Everything you know is wrong, but it doesn't really matter.
Dave Gardner came over to the house yesterday. He brought some plots of flap control horn angles. He convinced me that if the bellcrank is in the plane of the wing, it's best to have the flap control horn input arm vertical. Then I used my cool program to check this, and either the program has an error, or the three-dimensionality of the problem complicates it more than we thought. Attached is the upchuck. As you can see from the inputs, it's a 4" bellcrank and 1.5" flap control horn, the bellcrank is straight in neutral, and the leadouts come straight out the wing. I had Excel put some "trendlines" (the fine, black lines) on the flap plots. They are the second-order curves that best fit the flap curves. Trendline equations are next to each flap curve.

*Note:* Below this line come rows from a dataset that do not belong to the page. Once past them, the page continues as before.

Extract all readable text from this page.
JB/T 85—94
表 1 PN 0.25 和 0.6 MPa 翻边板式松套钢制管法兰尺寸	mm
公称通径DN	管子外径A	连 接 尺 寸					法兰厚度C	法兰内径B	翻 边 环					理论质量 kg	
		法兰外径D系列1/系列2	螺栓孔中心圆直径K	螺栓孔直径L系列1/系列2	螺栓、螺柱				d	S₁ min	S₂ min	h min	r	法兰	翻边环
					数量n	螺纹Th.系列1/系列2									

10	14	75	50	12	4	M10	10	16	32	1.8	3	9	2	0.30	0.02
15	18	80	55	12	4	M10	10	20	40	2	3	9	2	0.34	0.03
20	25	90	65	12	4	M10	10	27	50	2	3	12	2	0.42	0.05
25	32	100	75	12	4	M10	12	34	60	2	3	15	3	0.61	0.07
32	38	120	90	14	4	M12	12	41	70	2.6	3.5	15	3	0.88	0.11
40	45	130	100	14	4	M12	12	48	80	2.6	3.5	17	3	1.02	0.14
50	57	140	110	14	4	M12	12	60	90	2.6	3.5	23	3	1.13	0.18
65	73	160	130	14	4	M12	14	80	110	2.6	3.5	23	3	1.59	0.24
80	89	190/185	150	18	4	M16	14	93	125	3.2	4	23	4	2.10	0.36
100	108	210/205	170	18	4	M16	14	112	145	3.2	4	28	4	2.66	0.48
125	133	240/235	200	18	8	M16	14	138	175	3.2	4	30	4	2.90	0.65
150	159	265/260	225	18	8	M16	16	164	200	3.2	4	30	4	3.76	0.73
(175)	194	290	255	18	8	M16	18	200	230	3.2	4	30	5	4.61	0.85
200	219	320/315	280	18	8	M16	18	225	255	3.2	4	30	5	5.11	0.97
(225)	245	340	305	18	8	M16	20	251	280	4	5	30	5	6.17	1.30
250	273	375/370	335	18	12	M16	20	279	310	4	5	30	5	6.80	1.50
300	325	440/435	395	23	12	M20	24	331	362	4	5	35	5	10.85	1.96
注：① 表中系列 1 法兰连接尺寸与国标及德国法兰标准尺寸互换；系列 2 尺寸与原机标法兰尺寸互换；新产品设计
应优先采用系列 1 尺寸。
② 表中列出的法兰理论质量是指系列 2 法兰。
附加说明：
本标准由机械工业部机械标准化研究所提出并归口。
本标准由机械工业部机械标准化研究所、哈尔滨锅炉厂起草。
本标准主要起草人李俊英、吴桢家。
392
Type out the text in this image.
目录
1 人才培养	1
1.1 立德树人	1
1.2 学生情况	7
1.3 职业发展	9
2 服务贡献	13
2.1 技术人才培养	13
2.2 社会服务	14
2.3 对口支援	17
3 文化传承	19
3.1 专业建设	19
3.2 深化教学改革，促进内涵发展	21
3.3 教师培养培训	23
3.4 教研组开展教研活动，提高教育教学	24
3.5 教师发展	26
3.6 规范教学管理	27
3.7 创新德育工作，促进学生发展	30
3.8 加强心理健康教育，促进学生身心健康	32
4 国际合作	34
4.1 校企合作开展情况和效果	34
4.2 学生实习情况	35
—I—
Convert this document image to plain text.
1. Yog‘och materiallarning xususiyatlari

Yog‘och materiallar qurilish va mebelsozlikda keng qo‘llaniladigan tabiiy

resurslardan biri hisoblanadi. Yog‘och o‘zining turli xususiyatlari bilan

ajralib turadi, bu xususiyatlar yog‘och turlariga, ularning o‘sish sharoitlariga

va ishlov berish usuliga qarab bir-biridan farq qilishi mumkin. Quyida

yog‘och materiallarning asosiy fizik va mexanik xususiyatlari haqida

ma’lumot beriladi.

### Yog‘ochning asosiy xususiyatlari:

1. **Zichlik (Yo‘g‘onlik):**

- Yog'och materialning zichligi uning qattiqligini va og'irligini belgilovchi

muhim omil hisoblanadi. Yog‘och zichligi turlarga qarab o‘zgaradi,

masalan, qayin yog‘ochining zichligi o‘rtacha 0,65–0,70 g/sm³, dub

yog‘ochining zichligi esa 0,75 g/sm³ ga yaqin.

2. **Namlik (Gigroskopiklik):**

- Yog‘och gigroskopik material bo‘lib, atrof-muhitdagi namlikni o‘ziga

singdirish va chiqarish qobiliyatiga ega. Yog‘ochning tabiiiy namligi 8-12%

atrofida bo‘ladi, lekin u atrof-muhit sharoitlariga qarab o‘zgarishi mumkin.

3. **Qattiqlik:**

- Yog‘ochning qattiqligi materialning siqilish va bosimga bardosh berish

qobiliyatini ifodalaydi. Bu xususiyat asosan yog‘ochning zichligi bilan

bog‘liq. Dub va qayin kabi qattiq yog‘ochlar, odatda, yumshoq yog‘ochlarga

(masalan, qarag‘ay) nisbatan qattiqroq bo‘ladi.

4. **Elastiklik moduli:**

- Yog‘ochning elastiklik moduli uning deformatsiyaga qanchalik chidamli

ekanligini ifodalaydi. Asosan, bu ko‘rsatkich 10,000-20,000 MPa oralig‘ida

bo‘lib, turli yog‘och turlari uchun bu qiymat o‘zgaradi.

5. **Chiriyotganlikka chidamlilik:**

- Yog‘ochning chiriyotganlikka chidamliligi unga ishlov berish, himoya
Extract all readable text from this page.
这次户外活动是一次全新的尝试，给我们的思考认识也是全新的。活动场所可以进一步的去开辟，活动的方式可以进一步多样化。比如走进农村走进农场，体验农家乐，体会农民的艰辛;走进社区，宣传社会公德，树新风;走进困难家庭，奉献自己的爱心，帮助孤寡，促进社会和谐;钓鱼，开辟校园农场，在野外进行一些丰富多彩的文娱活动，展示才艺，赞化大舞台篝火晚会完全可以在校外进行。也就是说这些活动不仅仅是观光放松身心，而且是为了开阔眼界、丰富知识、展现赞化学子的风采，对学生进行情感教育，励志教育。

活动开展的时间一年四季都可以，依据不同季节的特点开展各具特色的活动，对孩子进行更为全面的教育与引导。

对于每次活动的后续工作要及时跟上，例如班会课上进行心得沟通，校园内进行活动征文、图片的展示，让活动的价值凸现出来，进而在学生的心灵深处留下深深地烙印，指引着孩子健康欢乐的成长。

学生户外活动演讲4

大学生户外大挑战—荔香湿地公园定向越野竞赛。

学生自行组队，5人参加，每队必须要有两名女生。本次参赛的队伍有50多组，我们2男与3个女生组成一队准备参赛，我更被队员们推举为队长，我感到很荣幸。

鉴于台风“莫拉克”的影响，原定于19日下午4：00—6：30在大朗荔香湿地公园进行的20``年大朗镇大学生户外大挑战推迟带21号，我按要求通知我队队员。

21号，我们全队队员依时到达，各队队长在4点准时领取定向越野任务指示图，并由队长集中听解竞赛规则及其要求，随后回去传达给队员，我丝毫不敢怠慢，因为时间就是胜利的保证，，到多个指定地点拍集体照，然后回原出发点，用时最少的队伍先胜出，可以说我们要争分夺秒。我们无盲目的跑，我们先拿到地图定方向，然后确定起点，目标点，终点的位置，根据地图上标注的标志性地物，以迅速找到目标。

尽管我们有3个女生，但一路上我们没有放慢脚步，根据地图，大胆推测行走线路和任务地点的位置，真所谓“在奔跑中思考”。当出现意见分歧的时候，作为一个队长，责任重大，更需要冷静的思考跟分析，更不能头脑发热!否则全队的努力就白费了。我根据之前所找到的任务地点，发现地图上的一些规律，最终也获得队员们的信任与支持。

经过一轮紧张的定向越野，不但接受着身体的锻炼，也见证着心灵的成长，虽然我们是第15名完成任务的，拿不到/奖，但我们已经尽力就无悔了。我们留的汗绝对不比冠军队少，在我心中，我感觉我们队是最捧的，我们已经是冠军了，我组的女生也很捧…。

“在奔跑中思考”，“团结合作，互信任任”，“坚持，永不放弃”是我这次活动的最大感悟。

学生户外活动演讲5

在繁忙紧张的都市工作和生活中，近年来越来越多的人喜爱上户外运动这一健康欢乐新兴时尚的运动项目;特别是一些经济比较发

Pretty cool, but I'd expect that wing centerline, thrust line, and placement of the horizontal tail (all three WRT their vertical realtionship to the
airplane's center of gravity play a larger role in control response) and any differences between inside and outside manuvers than the relatively small changes in surface deflections due the control geometry shown.
Let's say the wing is below the entire aircraft's CG. The drag from the wing is causing a nose-down pitching moment. The tail is above the CG, now we have a nose up contribution. If the engine is also above the CG, we get a negative moment from the thrust. There are also pitching moments due to the lift of the wing and the lift of the tail.
Without calculating the stability derivatives and knowing the control derivatives it's all just a crapshoot, and once again, it's the response of an airplane that matters.
Remember, Quantum Physics is for the guys that flunked out of Stability and Control, he, he.